Catalogue Essay - The Transformer Room
by Brooke Babington
There is a sense of play at work in Winsome Spiller’s The Transformer Room. The fragments of colourful material dotted at irregular intervals along the outer walls of the space act as invitations to engage with the work, tempting the viewer to move around a large central column of brick hung with parti-coloured lengths of tulle, lining up rectangular cutout windows in the fabric with their corresponding outlying forms. The hues are vivid and breezy and the tone is one of lighthearted discovery. As viewers move around the room, translucent fields of colour blend and overlap in their fields of vision, shrouding the walls of the gallery in curtained filters punctuated intermittently by glimpses through to the other side to create that which Spiller calls ‘view corridors’ through the structure.
Through this process of engagement the work recalls Josef Albers’ Homage to the Square series, but the association is fleeting. Spiller’s selection of colours belie the stoic formalism that attended Albers’ investigations. Here lilac, highlighter yellow, cerulean and bottle green veil the space in sunny hues more reminiscent of fairy floss and ice-cream cake than the strictures of Bauhaus formalism; an impression only heightened by the artist’s choice of tulle as her medium.
A further point of difference with Albers’ optical colour studies is also that which imbues Spiller’s Transformer Room with dynamism: while for Albers, the optical interactions of colours affected a perception of depth that moved beyond the surface of his paintings such that the palest hues seemed almost to float or recede against their more vivid backgrounds, here an inverse effect is achieved: pushing and pulling three dimensional space uneasily into the flattened space of the frame.
In this sense the work can be likened to a cinematic or photographic rendering of space in which fore-, mid- and background jostle for position across the screen (or photograph’s) surface. Indeed, Spiller entitled a previous incarnation of The Transformer Room for Dear Patti Smith gallery ‘Viewfinder’ in seeming reference to this effect. The surprising spatial and perceptual shifts contained in the work contrast with the apparent simplicity of form and lightness of touch Spiller employs. The gesture here is airy but the optical effects pronounced.
Perception and sensory immersion are at the heart of Spiller’s concerns here in an effort to focus the viewer’s attentions on the particularities of site. Once a power hub for the adjacent railway lines before being subject to years of neglect and vandalism, Spiller heightens lingering traces of these divergent chapters of the Substation’s history through an economy of means.

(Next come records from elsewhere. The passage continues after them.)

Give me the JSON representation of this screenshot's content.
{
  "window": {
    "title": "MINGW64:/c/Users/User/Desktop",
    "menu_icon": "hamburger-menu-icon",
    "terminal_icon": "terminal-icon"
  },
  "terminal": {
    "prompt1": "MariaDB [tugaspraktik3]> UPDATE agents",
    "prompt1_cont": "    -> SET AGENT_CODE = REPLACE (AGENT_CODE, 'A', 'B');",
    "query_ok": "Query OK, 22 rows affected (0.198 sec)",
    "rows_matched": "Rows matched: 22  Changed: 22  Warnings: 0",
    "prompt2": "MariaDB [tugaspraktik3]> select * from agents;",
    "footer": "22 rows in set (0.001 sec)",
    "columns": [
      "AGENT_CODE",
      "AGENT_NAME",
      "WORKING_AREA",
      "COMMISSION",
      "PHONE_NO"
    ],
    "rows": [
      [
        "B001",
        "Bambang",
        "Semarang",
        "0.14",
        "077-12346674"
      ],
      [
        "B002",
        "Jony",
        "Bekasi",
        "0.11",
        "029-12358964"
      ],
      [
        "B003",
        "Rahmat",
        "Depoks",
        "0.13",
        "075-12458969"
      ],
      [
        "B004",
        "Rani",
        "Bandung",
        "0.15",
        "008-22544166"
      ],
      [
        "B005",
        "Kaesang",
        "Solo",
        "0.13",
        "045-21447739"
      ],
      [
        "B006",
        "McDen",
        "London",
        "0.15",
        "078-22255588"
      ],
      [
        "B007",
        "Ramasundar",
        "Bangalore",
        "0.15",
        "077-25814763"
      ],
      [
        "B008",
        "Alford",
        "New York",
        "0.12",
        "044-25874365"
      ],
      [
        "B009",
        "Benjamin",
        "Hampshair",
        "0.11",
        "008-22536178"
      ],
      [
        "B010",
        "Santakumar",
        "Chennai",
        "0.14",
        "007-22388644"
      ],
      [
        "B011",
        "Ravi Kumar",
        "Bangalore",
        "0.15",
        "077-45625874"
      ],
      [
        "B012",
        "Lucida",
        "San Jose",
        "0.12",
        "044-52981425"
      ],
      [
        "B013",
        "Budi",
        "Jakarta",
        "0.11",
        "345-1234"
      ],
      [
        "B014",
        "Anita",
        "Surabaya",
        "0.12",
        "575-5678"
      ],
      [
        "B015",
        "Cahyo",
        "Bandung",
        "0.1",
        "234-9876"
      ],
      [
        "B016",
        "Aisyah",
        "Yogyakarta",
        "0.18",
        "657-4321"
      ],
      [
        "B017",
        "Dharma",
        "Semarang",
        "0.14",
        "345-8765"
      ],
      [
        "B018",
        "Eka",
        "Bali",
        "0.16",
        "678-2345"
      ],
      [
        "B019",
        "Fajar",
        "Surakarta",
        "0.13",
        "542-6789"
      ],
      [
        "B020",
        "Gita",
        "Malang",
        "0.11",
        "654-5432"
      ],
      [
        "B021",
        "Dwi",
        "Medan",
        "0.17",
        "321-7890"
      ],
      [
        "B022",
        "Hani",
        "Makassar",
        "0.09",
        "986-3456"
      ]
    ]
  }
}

The cutout forms replicate the dimensions of the brickworks elaborating the building’s interior spaces while aligning the gaps left by them draws attention to remnants of infrastructure from the gallery’s former industrial life. The title refers to the site’s history by riffing on the dual meaning of a transformer, both as a modifier (here, of perception) and as an electrical device. Likewise, lurid blue and red graffiti adorning the pillared scaffolding of the Transformer Room (leftover from a time when the Substation stood abandoned) is emphasized by overlaying it with mauve in vibrant contrast. This scaffolding is formed of the remains of an alcove presumably used to house large-scale industrial machinery, now long absent, but invoked by Spiller’s structure – a ‘transformative machine’, she explains, ‘for looking’.
This veiling and unveiling of the building’s substrate accords with Spiller’s aim for the Transformer Room to heighten perception. Unveiling has long stood as a metaphor for enlightenment; the act representing a symbolic shedding of illusions. In an unnamed sonnet, 19th century English poet Shelley wrote “Lift not the painted veil which those who live/ Call life”. Similarly, in Buddhism, Sufism and Hinduism and also in Plato’s famous allegory of the cave it is suggested that our sensate experience of the material world is a mere veil of the true or highest form of reality. Invoking this rich symbolic tradition, Spiller’s Transformer Room ‘enlightens’ us to the nature of perception. The half-seen world that surrounds us – that which we usually filter out – is glimpsed a little more clearly through the gaps in Spiller's veil like flashes of insight that lead to a greater focus.